QALAAT JAABAR, Syria: An ancient lake-side fortress once used by jihadists to launch attacks is slowly regaining its status as a key cultural destination, attracting visitors from across war-torn Syria.
Families posed for pictures under the hot June sun, some perched on an ancient brick wall overlooking the banks of Lake Assad, a man-made reservoir in northern Syria’s Raqa province.
Abdullah al-Jaber was visiting Qalaat Jaabar with his children for the first time even though they live less than an hour away by car.
He said he would often show them photographs of his childhood trips to the citadel in the hope that they would one day visit it together.
“Their dream was to see Qalaat Jaabar,” the 41-year-old said with a smile.

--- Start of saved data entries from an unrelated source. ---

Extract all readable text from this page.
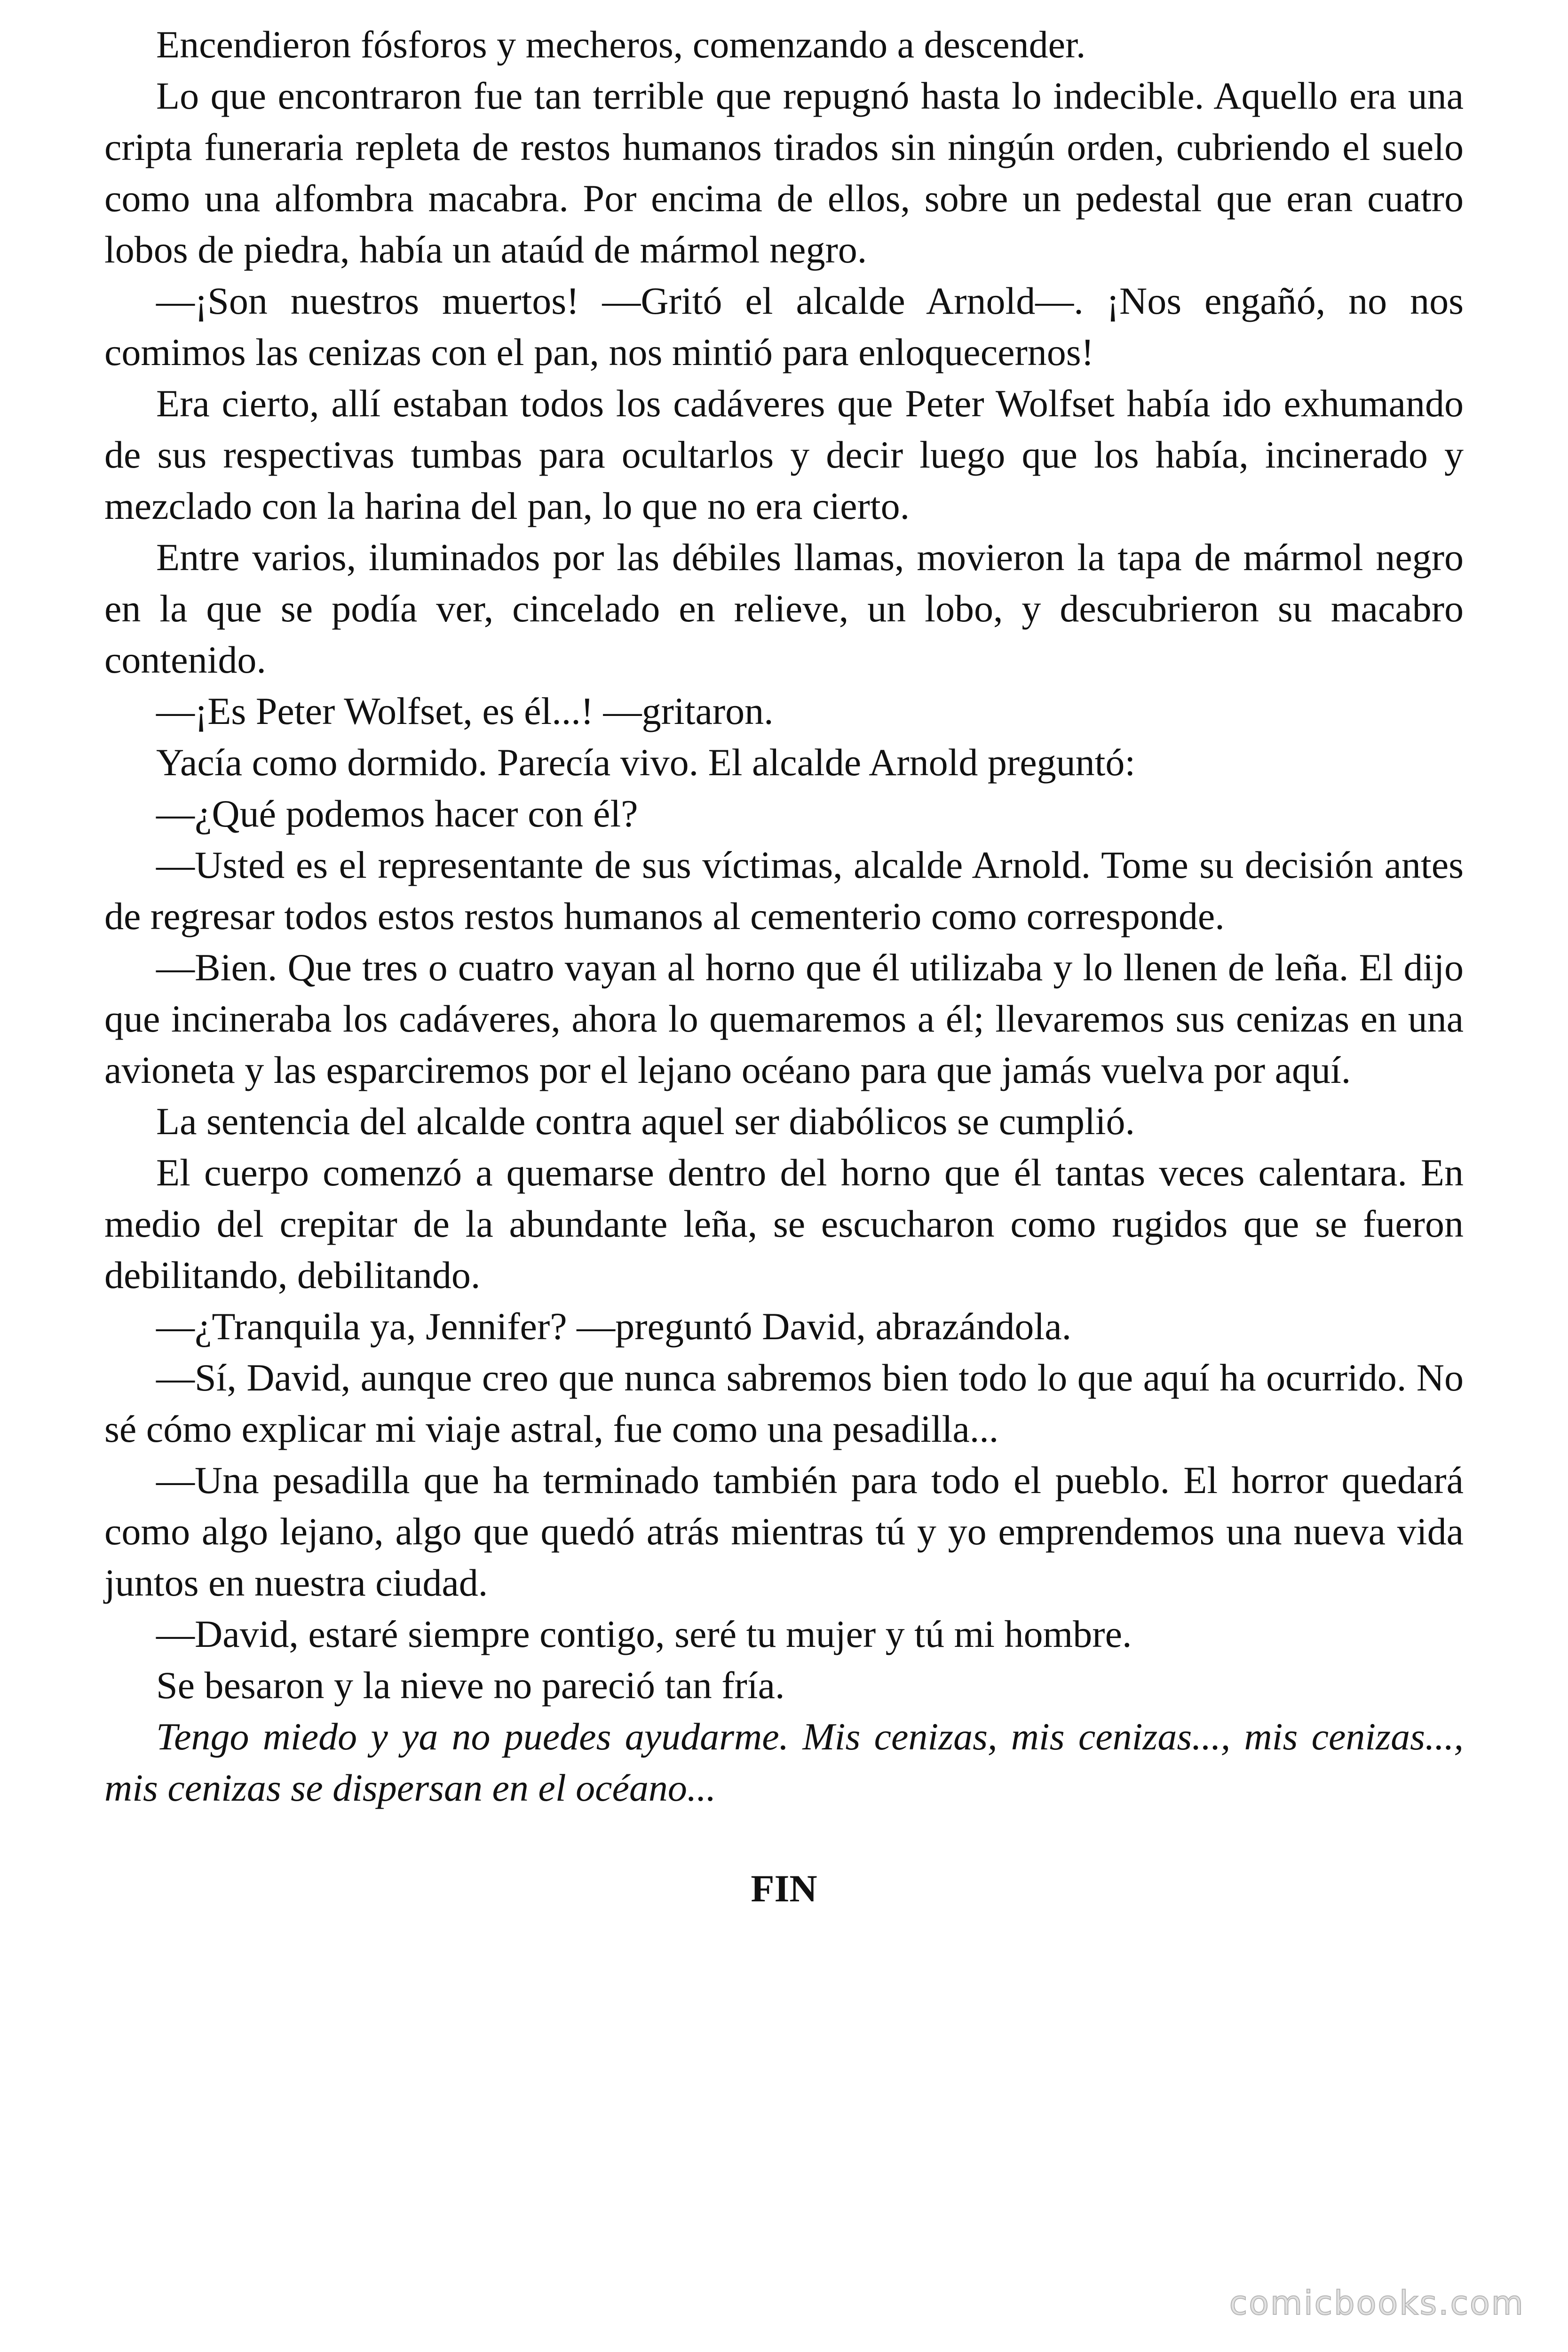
Encendieron fósforos y mecheros, comenzando a descender.

Lo que encontraron fue tan terrible que repugnó hasta lo indecible. Aquello era una cripta funeraria repleta de restos humanos tirados sin ningún orden, cubriendo el suelo como una alfombra macabra. Por encima de ellos, sobre un pedestal que eran cuatro lobos de piedra, había un ataúd de mármol negro.

—¡Son nuestros muertos! —Gritó el alcalde Arnold—. ¡Nos engañó, no nos comimos las cenizas con el pan, nos mintió para enloquecernos!

Era cierto, allí estaban todos los cadáveres que Peter Wolfset había ido exhumando de sus respectivas tumbas para ocultarlos y decir luego que los había, incinerado y mezclado con la harina del pan, lo que no era cierto.

Entre varios, iluminados por las débiles llamas, movieron la tapa de mármol negro en la que se podía ver, cincelado en relieve, un lobo, y descubrieron su macabro contenido.

—¡Es Peter Wolfset, es él...! —gritaron.

Yacía como dormido. Parecía vivo. El alcalde Arnold preguntó:

—¿Qué podemos hacer con él?

—Usted es el representante de sus víctimas, alcalde Arnold. Tome su decisión antes de regresar todos estos restos humanos al cementerio como corresponde.

—Bien. Que tres o cuatro vayan al horno que él utilizaba y lo llenen de leña. El dijo que incineraba los cadáveres, ahora lo quemaremos a él; llevaremos sus cenizas en una avioneta y las esparciremos por el lejano océano para que jamás vuelva por aquí.

La sentencia del alcalde contra aquel ser diabólicos se cumplió.

El cuerpo comenzó a quemarse dentro del horno que él tantas veces calentara. En medio del crepitar de la abundante leña, se escucharon como rugidos que se fueron debilitando, debilitando.

—¿Tranquila ya, Jennifer? —preguntó David, abrazándola.

—Sí, David, aunque creo que nunca sabremos bien todo lo que aquí ha ocurrido. No sé cómo explicar mi viaje astral, fue como una pesadilla...

—Una pesadilla que ha terminado también para todo el pueblo. El horror quedará como algo lejano, algo que quedó atrás mientras tú y yo emprendemos una nueva vida juntos en nuestra ciudad.

—David, estaré siempre contigo, seré tu mujer y tú mi hombre.

Se besaron y la nieve no pareció tan fría.

Tengo miedo y ya no puedes ayudarme. Mis cenizas, mis cenizas..., mis cenizas..., mis cenizas se dispersan en el océano...

FIN

comicbooks.com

“Today I brought them here to see it.”
The Islamic-era landmark has attracted a growing number of visitors since the start of summer as security has improved in recent years.
The historic fortified site dates back to the Seljuk and Mamluk periods and is considered one of Syria’s most preeminent fortresses.
The castle became an island when Lake Assad was formed in 1974 by the completion of the Tabqa dam on the Euphrates River.
Qalaat Jaabar is connected to the mainland by a thin causeway. It has 35 bridges and a mosque and it used to shelter a museum with dozens of artifacts, but that was ransacked by the Islamic State group.
Boat rides and picnics
The site lies around 50 kilometers from Raqa city, once the de facto Syrian capital of IS’s self-proclaimed caliphate.
In 2017, US-backed Kurdish fighters retook the fortress from the jihadists, who had ruled over the area since 2014.
The hilltop citadel, which overlooked IS’ largest Syrian prison, was a strategic spot the group used to launch attacks and monitor movements around the detention facility.
On the outskirts of the citadel, IS “dug up trenches to train child soldiers,” said Raqa resident Mohammad, 45, who asked to use a pseudonym due to security concerns.
“Residents were banned from visiting because it was a military area… but now it is recovering,” he said.
Boat rides and picnics on Lake Assad’s sandy shores have also helped turn the citadel back into a popular destination for families.
Outside the towering walls, young men laid a fruit spread and smoked hookah pipes in the shade, as loud Arabic music blasted around them.
Radwan Kahawati said he came all the way from the coastal city of Latakia, a five-hour drive by car, to visit Qalaat Jaabar with his family.
“We came here for tourism and for a change of scene,” he said.
“My daughter told me: ‘take us to Jaabar,’ because she learnt about it at school.”